Oyun öncesinde VOA Türkçe’nin sorularını cevaplayan Esen, meddahı “Yanlışa hayır diyen, kendi ışığını sakınmadan harcayan bir sanatçı” diye tanımladı. Meddah kelimesinin kökeni methetmekten geliyor. Esen, meddahlığın şamanlık döneminde Orta Asya’da ortaya çıktığını ve oradan Anadolu’ya geldiğini söyledi: “Anadolu’da Osmanlı döneminde saray da sahip çıkıyor. Padişahlar çok ilgileniyorlar. Padişah karşısında sandalyeye oturma yetkisine sahip tek kişi meddah olmuş. Padişahın söylemek istediklerini, halka yaymak istediklerini alıyorlar, halka anlatıyorlar. Fakat fazla ileri gittikleri zaman birçok meddahın da kellesi gitmiş. Ama hiçbir zaman sarayın soytarısı gibi değil. Halkın yanında olmuş. Yıkıcı değil, yapıcı olmaya çalışmış ve halkla iktidar arasında köprü olmaya çalışmış. Hep o bağı kopartmadan, halkın dertlerini anlatmaya çalışmış kişi meddah.”
“Gençler uzak durmayı tercih ediyor”
Usta oyuncuya göre Osmanlı döneminde çok yaygın olan meddahlığın yok olmaya yüz tutmasında Cumhuriyet döneminde Batı kültürünün öne çıkarılması önemli bir etken: “Bizim kültürümüz biraz dışlanmış o zaman. Yapılan en büyük yanlışlardan biri o. Yani kendi toprağından beslenmeyen, ayakları kendi toprağına basmayan bir şekilde gelmiş.”

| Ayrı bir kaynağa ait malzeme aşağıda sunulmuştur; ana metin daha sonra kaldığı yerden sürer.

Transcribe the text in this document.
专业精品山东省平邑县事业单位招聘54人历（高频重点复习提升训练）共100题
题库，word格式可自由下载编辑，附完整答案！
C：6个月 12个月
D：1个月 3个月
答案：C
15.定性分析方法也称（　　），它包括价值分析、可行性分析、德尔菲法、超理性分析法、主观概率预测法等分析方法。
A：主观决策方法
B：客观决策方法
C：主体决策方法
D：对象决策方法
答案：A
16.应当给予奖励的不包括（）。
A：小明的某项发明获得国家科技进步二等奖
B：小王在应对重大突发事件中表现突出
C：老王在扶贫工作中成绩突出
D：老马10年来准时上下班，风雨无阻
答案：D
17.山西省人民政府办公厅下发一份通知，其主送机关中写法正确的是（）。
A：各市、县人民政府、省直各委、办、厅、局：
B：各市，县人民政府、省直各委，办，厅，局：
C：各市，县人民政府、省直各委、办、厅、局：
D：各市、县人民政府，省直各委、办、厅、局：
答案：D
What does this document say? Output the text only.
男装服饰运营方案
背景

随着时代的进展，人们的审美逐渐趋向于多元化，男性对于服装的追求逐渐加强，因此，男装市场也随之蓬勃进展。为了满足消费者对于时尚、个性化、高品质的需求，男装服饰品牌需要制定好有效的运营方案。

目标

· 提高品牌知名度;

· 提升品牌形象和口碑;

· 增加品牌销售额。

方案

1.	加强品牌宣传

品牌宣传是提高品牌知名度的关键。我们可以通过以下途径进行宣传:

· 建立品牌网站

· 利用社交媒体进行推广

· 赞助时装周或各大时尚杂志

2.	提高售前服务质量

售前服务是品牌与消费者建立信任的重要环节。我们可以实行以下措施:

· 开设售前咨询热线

Gençlerin meddahlığa çok ilgi göstermediğini söyleyen Esen “Gençler halkın dertlerini anlatmaktan çok, başları ağrımasın diye suya sabuna dokunmadan bir yol çizmeye çalışıyorlar. Sistem de buna bu şekilde izin veriyor zaten. Ben, bana gelen arkadaşlara yardımcı olmaya çalışıyorum ama zor geliyor. Gençler daha çok, hızlı bir şekilde yükselmek istiyorlar. Biraz da emek vermeden çözüm bulmaya, para kazanmaya çalışıyorlar. Bir de politik bir tavrı olduğu için meddahın bunu taşımak çok zor. Gençler o konuda biraz uzak durmayı tercih ediyorlar.”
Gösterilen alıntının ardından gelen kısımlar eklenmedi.